The direct connection between two nodes is called an edge. A tree with N nodes always has N-1 edges (can you write a proof for that?).

There can never be more than one path between two nodes in a tree. The path length between two nodes is the number of edges that must be crossed to reach one node from another.

When we talk about the depth of the tree, we're referring to the maximum path length to a given leaf from the tree root. Conversely, the height refers to the maximum path length to the tree root from a given node.

Because there can only be one path between nodes, it's not possible for a path to lead back the starting node. In fact, when traversing a path in a tree, your depth will always increase and your height will always decrease!

Tree methods

Before we ever look at code, we could probably figure out pretty easily what functionality we would need to build into a Tree class to accomplish what we want. I think the following list is a good start:

root( ): returns root
parent(v): returns parent of v
children(v): returns iterator of children of v
elements( ): returns iterator of all elements
swapElements(v,w): swaps elements at two nodes
replaceElement(v,e): replaces element of a node

Let's not forget the standard methods included in all Standard Template Library ADTs:

size( ): returns number of nodes
isEmpty(): returns boolean value

We'll look at each of these in more detail in follow-on lectures as we delve into the details of implementation.

Binary Trees

The most popular tree in computer science is the binary tree. Ok, so I have no proof to back up that statement. But you can see it all over the place. A binary tree conforms to the standard introduced above, but applies a strict limitation on the number of children a node can have. Specifically, no node in a binary tree can have more than 2 children.

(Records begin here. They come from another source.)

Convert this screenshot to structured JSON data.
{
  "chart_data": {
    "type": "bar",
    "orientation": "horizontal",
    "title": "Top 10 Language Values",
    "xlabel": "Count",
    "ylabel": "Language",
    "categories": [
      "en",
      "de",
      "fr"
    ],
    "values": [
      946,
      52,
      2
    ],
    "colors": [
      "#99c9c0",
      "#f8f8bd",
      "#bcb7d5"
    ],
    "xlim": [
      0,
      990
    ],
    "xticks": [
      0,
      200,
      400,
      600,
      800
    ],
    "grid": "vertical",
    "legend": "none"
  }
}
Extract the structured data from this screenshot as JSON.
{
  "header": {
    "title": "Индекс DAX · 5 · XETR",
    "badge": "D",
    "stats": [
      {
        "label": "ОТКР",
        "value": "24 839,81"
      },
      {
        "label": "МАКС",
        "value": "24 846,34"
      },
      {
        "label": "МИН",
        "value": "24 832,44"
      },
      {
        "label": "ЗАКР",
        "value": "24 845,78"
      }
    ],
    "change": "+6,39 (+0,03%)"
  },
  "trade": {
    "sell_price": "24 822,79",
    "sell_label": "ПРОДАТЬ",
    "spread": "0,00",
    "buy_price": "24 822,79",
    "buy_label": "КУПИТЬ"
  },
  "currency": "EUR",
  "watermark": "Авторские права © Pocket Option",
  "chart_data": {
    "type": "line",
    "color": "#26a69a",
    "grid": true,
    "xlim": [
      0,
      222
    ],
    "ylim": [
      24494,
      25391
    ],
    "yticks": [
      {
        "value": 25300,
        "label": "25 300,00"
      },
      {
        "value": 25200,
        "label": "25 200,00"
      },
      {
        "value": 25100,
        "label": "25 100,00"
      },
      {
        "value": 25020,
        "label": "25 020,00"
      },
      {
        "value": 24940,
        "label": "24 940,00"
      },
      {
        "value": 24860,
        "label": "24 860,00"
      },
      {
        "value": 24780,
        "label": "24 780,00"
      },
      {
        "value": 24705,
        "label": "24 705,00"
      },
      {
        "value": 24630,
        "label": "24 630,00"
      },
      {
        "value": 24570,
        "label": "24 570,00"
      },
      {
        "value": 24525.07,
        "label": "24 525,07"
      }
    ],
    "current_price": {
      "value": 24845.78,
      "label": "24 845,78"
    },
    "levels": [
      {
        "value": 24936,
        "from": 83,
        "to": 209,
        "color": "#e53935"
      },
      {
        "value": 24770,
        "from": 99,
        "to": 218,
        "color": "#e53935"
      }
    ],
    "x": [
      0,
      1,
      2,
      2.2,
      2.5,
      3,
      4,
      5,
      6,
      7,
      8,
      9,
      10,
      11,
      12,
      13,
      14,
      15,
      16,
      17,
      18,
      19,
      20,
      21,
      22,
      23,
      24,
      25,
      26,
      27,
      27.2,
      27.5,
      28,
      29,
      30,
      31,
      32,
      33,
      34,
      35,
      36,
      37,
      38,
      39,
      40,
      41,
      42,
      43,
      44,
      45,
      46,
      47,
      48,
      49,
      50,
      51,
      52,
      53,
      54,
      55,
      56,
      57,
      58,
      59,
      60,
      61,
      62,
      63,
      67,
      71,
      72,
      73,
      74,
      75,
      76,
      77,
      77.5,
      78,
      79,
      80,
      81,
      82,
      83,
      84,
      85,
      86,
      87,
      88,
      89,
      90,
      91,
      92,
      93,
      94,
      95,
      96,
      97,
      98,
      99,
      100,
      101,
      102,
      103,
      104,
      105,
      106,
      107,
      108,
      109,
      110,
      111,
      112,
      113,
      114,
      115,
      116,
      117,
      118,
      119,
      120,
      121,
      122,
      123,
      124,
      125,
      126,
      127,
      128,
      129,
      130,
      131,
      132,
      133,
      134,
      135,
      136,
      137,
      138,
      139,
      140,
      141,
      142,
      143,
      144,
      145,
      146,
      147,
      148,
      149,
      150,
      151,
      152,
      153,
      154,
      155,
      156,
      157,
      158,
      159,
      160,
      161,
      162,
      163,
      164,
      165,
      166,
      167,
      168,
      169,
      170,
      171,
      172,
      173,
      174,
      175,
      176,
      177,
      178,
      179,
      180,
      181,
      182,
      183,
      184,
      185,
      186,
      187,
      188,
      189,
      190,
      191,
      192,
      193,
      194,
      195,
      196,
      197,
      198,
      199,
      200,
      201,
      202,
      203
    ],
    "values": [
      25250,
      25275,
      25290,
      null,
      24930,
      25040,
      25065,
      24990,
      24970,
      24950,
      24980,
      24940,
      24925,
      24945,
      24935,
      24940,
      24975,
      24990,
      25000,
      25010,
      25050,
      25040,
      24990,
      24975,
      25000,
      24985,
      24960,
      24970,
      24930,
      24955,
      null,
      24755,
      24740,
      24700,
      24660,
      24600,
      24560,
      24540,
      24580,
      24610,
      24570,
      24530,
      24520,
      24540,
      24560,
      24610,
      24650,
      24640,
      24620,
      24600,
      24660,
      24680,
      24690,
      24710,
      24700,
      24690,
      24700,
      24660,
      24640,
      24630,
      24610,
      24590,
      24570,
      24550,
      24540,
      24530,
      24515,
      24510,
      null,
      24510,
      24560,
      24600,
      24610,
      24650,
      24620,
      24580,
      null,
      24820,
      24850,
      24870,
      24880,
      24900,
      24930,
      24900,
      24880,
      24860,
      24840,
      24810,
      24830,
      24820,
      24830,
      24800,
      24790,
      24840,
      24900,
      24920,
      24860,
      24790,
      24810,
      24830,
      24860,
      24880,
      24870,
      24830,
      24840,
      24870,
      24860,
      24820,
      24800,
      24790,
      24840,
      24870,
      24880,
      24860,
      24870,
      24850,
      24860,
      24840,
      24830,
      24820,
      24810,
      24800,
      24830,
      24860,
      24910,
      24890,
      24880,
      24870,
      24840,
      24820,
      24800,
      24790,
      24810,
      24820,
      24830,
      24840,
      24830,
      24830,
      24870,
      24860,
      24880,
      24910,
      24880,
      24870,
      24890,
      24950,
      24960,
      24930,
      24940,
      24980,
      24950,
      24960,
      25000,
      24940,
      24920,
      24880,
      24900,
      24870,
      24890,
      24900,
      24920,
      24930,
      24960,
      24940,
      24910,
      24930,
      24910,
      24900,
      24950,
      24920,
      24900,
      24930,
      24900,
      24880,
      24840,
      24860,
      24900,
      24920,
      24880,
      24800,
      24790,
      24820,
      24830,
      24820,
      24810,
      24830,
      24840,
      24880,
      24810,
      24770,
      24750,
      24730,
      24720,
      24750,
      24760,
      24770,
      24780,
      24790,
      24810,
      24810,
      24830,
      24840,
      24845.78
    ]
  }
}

A full binary tree is one in which every leaf is at the same depth:

A binary tree doesn't have to be full. In fact, the are often not. A tree can be not full, but still be considered complete. To be a complete tree, all leaves at the highest depth (N) must be added from the left-most leaf first. The tree must be full at depth N-1.

Determining Binary Tree Depth

Limiting the number of children to two results in a data structure that is highly efficient at some of the most common tasks, such as searching. It also allows us figure out the depth of a tree given a number of nodes.

Finding the minimum depth is easy. Knowing the every node can have two children, we know that at depth d, a tree can have from 2^d to 2^d+1-1 nodes. This implies that the minimum depth of a binary tree is log₂N. The minimum depth represents the best case scenario (I'll leave it to you as an academic exercise to show that the minimum depth occurs when a tree is complete).

The maximum depth of a binary tree is found when a tree is in its most "incomplete" state. For example, every node in the following tree has only one child:

Take a moment to validate in your head that this is indeed a binary tree. Furthermore, it's in the worst possible state....it may as well be a linked list! Quick observation tells us that the maximum depth of a binary tree, given N nodes, is N-1.

In order to capitalize on the benefits of a binary tree, we should always strive to have a binary tree that is closer to a depth around log₂N.